China brings in more boats, accommodation for additional troops at Pangong Lake
- The Chinese have been enhancing their strength bringing additional boats to the friction areas of the Pangong Lake and setting up new huts to accommodate more troops even as the disengagement set in.
- New trenches and tents have also come up the latest satellite imagery shows.
- In the latest satellite imagery of July 29 analysed by India Today OSINT team 13 boats of the People’s Liberation Army Ground Forces Naval Wing can be seen at Finger 5 and Finger 6.
- At Finger 5 three boats can be seen while 10 are at Finger 6. Each boat can carry at least 10 soldiers. This means around 130 Chinese troops usually belonging to their elite forces are present extremely close to Finger 4 that was always under Indian control.
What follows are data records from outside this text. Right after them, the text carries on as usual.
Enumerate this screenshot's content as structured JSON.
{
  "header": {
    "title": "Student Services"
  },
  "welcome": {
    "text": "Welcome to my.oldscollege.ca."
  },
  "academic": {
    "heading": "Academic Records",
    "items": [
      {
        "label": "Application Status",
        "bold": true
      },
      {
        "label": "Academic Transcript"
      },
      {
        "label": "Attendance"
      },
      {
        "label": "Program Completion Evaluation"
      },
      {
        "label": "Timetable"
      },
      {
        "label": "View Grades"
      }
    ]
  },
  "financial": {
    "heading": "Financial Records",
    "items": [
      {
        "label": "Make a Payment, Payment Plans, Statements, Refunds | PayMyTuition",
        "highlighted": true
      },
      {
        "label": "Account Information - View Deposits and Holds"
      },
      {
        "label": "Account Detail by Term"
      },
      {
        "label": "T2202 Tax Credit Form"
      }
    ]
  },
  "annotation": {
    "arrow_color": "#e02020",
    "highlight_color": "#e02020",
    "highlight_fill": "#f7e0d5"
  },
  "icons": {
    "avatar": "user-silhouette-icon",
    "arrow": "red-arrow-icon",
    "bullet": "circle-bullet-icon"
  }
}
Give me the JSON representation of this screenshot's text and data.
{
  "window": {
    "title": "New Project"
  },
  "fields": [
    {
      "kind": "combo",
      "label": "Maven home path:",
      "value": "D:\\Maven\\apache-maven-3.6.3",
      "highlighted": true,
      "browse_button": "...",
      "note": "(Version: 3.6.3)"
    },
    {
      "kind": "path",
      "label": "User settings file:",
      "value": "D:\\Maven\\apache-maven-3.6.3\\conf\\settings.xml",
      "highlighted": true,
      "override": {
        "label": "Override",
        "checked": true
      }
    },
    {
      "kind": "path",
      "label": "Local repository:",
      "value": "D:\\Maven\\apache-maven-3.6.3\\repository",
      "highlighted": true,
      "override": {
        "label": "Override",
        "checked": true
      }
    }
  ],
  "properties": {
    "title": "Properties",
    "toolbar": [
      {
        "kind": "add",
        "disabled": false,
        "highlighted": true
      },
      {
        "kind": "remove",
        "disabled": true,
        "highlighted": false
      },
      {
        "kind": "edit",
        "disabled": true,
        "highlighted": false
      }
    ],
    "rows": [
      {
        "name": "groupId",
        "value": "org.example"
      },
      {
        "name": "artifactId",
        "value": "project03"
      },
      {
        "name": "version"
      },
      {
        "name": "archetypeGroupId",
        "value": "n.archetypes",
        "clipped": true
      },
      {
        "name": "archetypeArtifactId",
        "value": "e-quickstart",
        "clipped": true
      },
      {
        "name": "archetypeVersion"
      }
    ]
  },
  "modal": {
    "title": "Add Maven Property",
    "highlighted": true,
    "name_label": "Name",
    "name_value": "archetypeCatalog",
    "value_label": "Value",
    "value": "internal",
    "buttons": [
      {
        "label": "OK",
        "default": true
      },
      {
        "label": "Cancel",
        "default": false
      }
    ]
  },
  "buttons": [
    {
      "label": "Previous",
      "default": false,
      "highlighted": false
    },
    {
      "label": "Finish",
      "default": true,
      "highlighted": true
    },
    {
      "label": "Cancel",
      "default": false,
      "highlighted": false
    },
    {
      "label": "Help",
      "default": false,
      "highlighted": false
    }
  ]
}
- A naval base of the PLA ground forces is visible. The images of July 29 establishes an increase in the PLA strength.
- On June 15 there were 8 boats visible at Finger 6 but there has been an addition now.
- The presence of additional boats is alarming and an indication of aggressive posturing many feel.
- “These jetties were not there earlier at Finger 5 or 6. They used to be beyond Finger 8. A permanent presence shows they are expanding their presence to control up to Finger 4,” says Lt Gen DS Hooda, a former Northern Army Commander who has been incharge of operations in Ladakh as well.
- At Finger 5, three floating temporary piers that can be used for anchoring 6 boats is visible.
Accommodation for more troops to survive winter
- There are 40 prefabricated huts and about 15 tents that can be seen at a finger 5 as of July 29. Four additional tents are observed probably belonging to the boat crew.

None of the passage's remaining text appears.